The silicon foundation of these two phones takes different approaches. The Oppo Reno14 Pro runs on the MediaTek Dimensity 8400, while the Realme 15 Pro 5G uses the Qualcomm Snapdragon 7 Gen 4 — both built on a 4 nm process, meaning thermal efficiency and power consumption are broadly comparable at the architectural level. Where they diverge significantly is in raw throughput: the Oppo's peak CPU core clocks at 3.25 GHz versus the Realme's 2.8 GHz, and the GPU clock advantage is even starker — 1300 MHz on the Oppo against 1000 MHz on the Realme. For graphically intensive tasks like gaming or video editing, that 30% GPU clock gap is meaningful.
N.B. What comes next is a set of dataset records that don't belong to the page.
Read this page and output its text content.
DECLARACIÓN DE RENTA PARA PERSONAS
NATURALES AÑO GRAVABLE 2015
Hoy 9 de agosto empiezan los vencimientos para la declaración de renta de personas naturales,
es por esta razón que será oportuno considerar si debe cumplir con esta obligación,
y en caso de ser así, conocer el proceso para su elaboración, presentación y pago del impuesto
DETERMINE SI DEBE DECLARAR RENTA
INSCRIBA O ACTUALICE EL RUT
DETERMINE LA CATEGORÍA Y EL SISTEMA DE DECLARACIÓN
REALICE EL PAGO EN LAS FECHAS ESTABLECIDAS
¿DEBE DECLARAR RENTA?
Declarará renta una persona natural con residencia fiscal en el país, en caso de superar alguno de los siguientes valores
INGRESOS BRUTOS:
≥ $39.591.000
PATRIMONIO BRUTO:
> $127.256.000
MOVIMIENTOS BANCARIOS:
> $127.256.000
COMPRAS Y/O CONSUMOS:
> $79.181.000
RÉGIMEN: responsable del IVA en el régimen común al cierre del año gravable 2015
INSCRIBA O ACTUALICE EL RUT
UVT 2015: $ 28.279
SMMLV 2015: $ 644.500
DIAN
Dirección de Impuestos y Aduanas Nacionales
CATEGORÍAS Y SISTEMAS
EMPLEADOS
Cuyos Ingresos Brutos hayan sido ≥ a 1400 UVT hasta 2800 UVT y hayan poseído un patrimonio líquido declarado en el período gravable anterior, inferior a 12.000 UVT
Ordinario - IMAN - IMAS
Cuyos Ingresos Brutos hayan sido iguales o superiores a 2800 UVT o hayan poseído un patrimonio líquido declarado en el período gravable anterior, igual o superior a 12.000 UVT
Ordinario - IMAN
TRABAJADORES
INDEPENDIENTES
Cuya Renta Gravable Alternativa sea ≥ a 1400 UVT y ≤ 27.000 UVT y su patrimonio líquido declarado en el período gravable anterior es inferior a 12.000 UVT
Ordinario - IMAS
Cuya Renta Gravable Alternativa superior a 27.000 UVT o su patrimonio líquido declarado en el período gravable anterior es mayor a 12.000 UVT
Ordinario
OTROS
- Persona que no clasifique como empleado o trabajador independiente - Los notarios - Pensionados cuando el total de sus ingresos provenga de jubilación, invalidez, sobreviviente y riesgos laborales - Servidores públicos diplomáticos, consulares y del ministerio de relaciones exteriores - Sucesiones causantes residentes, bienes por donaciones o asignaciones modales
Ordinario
Memory tells a similar story. The Oppo ships with 16 GB of RAM and up to 1024 GB of internal storage, compared to the Realme's 12 GB and 512 GB. More impactful still is the memory bandwidth: the Oppo's 68.2 GB/s is almost exactly double the Realme's 33.6 GB/s. Memory bandwidth governs how quickly the CPU and GPU can feed on data — at nearly 2x the bandwidth, the Oppo's chip can sustain higher performance loads without bottlenecking, which matters in multitasking-heavy scenarios and sustained gaming sessions.
Across every measurable performance dimension in this group, the Oppo Reno14 Pro holds a clear and consistent advantage — faster CPU clocks, higher GPU frequency, more RAM, greater storage, and substantially wider memory bandwidth. The Realme is not underpowered for everyday tasks, but users who prioritize peak performance will find the Oppo the stronger choice by a notable margin.